E così del passato. «No no, di quello non voglio parlare».
Neanche un cenno. Perché sei stato costretto a partire? Da cosa sei scappato? Niente.
Troppo doloroso, posso capirlo.
Niente passato, almeno per oggi, niente futuro.
L’oggi.
L’oggi che è un gruppo di amici anziani – cinquanta, sessant’anni – che giocano a calcio a sette e «mi vogliono molto bene, sto bene con loro, mi trattano come un figlio, poi gioco anch’io e il mio motore, così più giovane del loro, gira meglio ed è più potente». Ride. «Poi si va a mangiare la pizza insieme». Si andava, sempre prima del Covid. «Uno in particolare – dice – mi vuole molto ma molto bene, non avevo i soldi per l’autoscuola e me li ha dati lui».
L’oggi. «Quando arrivo in un posto cerco di integrarmi. Non mi arrabbio mai. Non mi sono mai incazzato con nessuno. Cerco di essere tranquillo, di fare a modo. Ho sempre il sorriso. Credo molto in me stesso. Mi fido molto di me stesso. Non ho preso, grazie a Dio, strade sbagliate».
E aspetta i famosi “documenti”. Quelli che aspettano tutti e non arrivano mai. Oppure arrivano con la richiesta di protezione bocciata, e bisogna ricominciare tutto d’accapo facendo ricorso.
E se arrivano buoni? chiedo. «Se arrivano buoni comincerà un’altra vita, di cui non voglio parlare». Già, avevo capito, non ne vuoi parlare, ok.
L’oggi, ancora. Solo l’oggi.
Ma questo eterno presente mi racconta di Amadou, e immagino di tanti come lui, forse più di qualunque lunga storia sui mille pericoli scampati e sui mille progetti progettati.

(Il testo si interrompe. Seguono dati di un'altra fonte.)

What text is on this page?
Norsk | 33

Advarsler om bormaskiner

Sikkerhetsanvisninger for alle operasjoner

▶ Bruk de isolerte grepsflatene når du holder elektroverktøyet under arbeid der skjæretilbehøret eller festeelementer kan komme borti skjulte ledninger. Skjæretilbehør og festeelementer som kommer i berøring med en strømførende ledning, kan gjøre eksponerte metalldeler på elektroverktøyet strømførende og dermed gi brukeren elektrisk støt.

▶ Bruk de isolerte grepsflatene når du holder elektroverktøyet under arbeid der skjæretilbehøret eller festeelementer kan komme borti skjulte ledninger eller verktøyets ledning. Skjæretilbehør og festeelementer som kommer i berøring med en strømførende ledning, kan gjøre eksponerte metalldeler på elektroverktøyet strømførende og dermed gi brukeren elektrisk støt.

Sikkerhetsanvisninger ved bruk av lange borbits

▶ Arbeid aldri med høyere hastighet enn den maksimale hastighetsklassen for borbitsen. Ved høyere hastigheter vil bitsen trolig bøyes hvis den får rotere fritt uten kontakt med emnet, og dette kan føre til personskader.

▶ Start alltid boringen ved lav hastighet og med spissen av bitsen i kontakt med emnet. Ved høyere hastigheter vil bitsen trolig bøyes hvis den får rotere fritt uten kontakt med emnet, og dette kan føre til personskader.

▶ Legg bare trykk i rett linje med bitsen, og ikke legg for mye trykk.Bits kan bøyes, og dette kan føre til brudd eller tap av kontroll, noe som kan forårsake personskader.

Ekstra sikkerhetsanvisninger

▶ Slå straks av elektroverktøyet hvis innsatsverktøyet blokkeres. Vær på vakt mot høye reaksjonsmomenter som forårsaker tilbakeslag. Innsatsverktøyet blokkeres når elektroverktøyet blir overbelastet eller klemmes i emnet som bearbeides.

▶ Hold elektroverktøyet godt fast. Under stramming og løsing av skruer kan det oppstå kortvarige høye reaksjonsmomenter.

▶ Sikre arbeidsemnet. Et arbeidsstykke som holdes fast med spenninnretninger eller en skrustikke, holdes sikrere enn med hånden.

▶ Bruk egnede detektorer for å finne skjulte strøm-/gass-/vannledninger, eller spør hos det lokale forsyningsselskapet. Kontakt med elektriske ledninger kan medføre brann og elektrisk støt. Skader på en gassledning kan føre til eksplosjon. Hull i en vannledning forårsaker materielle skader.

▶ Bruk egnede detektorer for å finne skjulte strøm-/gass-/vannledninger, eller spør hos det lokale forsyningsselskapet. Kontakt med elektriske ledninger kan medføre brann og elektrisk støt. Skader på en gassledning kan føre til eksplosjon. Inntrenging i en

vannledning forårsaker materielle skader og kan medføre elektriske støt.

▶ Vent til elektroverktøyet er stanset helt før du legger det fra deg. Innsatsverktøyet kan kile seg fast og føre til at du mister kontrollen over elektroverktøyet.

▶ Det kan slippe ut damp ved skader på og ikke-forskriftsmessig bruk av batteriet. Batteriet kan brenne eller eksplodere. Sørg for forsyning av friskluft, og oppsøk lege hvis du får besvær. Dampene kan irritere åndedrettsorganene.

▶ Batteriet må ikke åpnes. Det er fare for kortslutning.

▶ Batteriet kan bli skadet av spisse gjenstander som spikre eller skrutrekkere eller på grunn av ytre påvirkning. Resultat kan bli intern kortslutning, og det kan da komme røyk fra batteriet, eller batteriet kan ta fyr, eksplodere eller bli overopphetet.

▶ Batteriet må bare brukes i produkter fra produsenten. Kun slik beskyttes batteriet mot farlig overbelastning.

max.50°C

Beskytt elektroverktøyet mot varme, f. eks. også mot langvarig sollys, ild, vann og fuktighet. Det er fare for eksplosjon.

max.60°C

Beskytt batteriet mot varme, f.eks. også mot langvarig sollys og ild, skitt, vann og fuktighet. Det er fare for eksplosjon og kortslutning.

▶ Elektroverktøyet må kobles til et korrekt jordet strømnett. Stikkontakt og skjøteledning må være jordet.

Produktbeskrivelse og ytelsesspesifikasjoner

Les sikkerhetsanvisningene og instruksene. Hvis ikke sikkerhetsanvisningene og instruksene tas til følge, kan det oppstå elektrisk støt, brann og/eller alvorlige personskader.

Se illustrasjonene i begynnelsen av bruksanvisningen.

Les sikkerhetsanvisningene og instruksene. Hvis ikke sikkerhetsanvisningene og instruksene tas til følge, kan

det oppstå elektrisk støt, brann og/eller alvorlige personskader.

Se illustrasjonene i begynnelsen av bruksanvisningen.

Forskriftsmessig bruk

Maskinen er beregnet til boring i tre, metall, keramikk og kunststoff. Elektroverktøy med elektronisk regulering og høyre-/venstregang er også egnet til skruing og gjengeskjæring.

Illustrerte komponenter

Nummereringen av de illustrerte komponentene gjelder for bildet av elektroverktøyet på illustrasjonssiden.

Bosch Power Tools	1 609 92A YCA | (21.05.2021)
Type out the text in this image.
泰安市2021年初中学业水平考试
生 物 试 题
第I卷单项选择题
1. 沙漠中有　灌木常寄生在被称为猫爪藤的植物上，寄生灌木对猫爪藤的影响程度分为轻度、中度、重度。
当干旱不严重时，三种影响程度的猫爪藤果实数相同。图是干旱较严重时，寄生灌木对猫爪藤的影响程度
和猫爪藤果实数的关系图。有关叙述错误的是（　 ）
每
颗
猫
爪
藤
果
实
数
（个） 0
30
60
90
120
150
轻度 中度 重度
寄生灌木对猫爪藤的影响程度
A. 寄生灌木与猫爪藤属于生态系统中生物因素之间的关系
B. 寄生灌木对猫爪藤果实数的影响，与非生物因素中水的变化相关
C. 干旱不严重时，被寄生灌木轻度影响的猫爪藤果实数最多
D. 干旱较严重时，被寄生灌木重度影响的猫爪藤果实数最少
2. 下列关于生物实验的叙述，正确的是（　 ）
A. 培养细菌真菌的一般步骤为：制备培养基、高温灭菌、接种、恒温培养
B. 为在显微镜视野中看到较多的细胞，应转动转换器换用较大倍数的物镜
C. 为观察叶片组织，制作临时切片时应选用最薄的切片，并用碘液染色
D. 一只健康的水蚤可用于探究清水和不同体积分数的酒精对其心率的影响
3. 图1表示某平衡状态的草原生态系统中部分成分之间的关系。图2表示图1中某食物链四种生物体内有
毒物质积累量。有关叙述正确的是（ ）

Eppure, neanche per uno tosto come Amadou è così facile tenerlo fuori completamente, il passato.
Due squarci, senza che chieda più niente, arrivano, secchi come fucilate nella notte. Uno in Italia, uno nel Paese d’origine. Due squarci che colpiscono dritti al cuore. Giornalisticamente potremmo definirli due “titoli”. Senza dettagli, senza alcun particolare, senza il minimo appiglio nemmeno per l’immaginazione, nessuno spiraglio per nessuna ulteriore domanda.
Prima fucilata. «Avevo una ragazza, è morta».
Seconda fucilata. «In Costa d’Avorio c’è la mia famiglia, i miei genitori, una sorella e due fratelli. Sto aggrappato a loro, li sento, li vedo in videochiamata, spero possiamo riunirci, la famiglia è tutto». E voi non potete né vederlo né sentirlo, Amadou, mentre mi dice «la famiglia è tutto». Ma io sì. Cambia l’espressione del volto, cambia la voce, cambiano i movimenti della testa che seguo in cam. È un pozzo di cui non si vede il fondo, questo «la famiglia è tutto», quando sai che la famiglia è a seimila chilometri di distanza e sei-sette anni di distacco.
Zoom ci ha regalato – bontà sua – qualche minuto in più del previsto. Ma si rimangia questa generosità con uno sgarbo capriccioso. Si stacca di colpo, senza preavviso. Neanche la possibilità di un saluto veloce, di un “ciao”. Rimango a fissare per un po’ lo schermo vuoto.
Quando si dice l’oggi, solo l’oggi, anzi l’attimo. Vivere soltanto l’attimo, con un passato troppo doloroso da rievocare e un futuro da tenere ben protetto, al riparo, ben custodito nella cantina del cuore.